Educational Insight into Proton Therapy Center Financing
Proton therapy is a form of radiation treatment that disrupts and destroys tumor cells using precisely delivered energy. In comparison to traditional radiation treatment, proton therapy allows doctors to have better control where the energy is released, therefore impacting less healthy tissue and causing potentially fewer side effects.
The first hospital-based proton therapy center was established in 1990 at the Loma Linda University Medical Center in California, and there are currently 42 operating proton therapy centers in the United States. However, the closest facilities to Connecticut are the New York Proton Center in New York, NY and the Northeast Proton Therapy Center at Mass General Hospital in Boston, MA.
Proton therapy centers require complex construction and equipment, and many healthcare organizations partner with an experienced developer to manage the construction and operation. The developer is responsible for designing, developing, and equipping of the center, as well as managing and supervising the day-to-day operations of the center upon completion of development. The manager will also be responsible for billing and collecting both professional and technical fees related to the proton therapy services provided at the center. The costs to construct these centers can vary from $50 million to over $300 million, depending on the number of gantries (the equipment that delivers the treatment to the patient). A single gantry can cost up to $30 million. As a result, organizations have sought out unique ways to finance the construction of these centers, including the issuance of tax-exempt debt.

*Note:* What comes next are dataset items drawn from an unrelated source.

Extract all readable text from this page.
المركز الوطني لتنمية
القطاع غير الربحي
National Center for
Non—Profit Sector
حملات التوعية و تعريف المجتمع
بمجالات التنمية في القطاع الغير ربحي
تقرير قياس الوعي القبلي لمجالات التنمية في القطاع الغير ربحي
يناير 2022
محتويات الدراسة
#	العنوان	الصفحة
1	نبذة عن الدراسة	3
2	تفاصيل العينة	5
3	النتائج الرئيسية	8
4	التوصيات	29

Due to the partnerships between healthcare organizations and developers, tax-exempt bond issuances must be structured in a way that’s different than bonds historically issued by the Authority. The borrower in these transactions is typically a limited liability company, and the member(s) of the borrower are tax-exempt organizations or a disregarded entity of the tax-exempt organizations. The borrower itself is viewed as start-up company, where its only asset is the center, and its revenues are only those derived from the operation of the center. Moreover, the tax-exempt bonds for these proton therapy centers typically are fixed rate, have a 30-year amortization, and are structured with senior and subordinate obligations. Security for the bonds include a pledge of gross operating revenues of the center, with the senior obligations also secured by a Debt Service Reserve Fund and Liquidity Support Fund. The bonds are sold only to qualified institutional buyers in denominations of $100,000 or any integral multiple of $5,000 in excess thereof.
The risks with these transactions are considerably high. At least ten proton therapy centers in the U.S. have been financed through the issuance of tax-exempt debt. The primary risk that can lead to default is insufficient patient revenue. There are a number of risk factors that can impact patient revenue which include, but are not limited to: delays in construction of the center, inability to successfully operate the center, including inability to maintain the operation of the equipment, a weak referral or patient base and changes to reimbursement rates. These risks result in higher bond yields and as a result, borrowers are faced with debt service costs considerably higher in comparison to other healthcare related tax-exempt obligations. For bonds sold prior to 2022, coupon rates ranged from 5.50% to 8.625% and in most cases priced at 100.00.